Sim, a fé conduz-nos à contemplação e à adoração!
4. É neste ponto que o nosso olhar se dirige para o terceiro
elemento do tríptico que forma a liturgia de hoje. Devemo-lo à narração do
evangelista João, que nos apresenta a imagem perturbante do lavar dos pés.
Com este gesto, Jesus recorda aos discípulos de todos os tempos que a Eucaristia
pede que sejamos testemunhas no serviço do amor para com os irmãos.

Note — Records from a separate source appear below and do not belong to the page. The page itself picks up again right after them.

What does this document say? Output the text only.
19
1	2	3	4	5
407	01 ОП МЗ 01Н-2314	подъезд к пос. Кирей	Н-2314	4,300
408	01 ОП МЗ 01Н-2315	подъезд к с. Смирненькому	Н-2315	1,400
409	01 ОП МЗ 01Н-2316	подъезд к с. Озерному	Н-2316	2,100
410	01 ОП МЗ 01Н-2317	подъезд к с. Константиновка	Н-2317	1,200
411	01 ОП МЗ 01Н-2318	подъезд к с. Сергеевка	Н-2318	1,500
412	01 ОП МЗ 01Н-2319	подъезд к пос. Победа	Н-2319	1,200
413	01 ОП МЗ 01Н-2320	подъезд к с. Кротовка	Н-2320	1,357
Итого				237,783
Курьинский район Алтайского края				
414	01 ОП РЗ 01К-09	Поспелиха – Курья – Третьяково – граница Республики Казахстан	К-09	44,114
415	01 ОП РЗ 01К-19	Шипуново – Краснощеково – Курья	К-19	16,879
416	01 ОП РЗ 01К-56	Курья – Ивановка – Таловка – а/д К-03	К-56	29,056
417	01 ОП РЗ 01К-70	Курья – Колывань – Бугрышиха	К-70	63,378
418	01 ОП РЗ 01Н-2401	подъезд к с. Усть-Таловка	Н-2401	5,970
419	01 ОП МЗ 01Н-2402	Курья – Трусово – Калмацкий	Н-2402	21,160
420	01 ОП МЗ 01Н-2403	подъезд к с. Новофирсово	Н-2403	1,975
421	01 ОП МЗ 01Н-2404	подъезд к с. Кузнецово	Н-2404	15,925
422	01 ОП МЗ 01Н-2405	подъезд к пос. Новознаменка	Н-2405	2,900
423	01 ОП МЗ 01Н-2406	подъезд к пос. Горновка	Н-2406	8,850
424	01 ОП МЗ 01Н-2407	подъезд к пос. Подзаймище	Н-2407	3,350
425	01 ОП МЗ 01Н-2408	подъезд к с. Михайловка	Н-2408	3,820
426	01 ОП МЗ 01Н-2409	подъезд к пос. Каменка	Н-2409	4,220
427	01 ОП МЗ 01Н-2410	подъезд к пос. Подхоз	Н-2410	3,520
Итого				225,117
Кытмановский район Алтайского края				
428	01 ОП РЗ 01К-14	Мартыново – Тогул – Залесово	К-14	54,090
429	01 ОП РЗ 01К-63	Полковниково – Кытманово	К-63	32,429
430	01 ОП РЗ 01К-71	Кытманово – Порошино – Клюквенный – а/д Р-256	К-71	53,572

Ouvimos as palavras do Mestre divino: "Ora, se Eu vos lavei os pés, sendo
Senhor e Mestre, também vós deveis lavar os pés uns aos outros" (Jo 13,
14). É um novo estilo de vida que provém do gesto de Jesus: "Dei-vos o
exemplo, para que, como Eu vos fiz, façais vós também" (Jo 13, 15).
O lavar dos pés apresenta-se como um acto paradigmático,
que na morte na cruz e na ressurreição de Cristo encontra a chave da sua leitura
e a sua máxima explicitação. Neste acto de serviço humilde, a fé da Igreja vê o
êxito natural de cada celebração eucarística. A autêntica participação na Missa
não pode deixar de gerar o amor fraterno seja em cada crente, seja em toda a
comunidade eclesial.
5. "Amou-os até ao fim" (Jo
13, 1). A Eucaristia constitui o sinal perene do amor de Deus, amor que
sustenta o nosso caminho para a plena comunhão com o Pai, através do Filho, no
Espírito. É um amor que ultrapassa o coração do homem. Parando esta tarde para
adorar o Santíssimo Sacramento, e meditando o mistério da Última Ceia,
sentimo-nos mergulhados no oceano de amor que que brota do coração de Deus.
Façamos nosso, com espírito agradecido o hino de acção de graças do povo
redimido:
"Genitori Genitoque / laus et iubilatio... Ao Pai e ao
Filho / louvor e júbilo / salvação, poder, bênção: / Àquele que procede de
ambos /seja dada igual glória e honra!" Amen!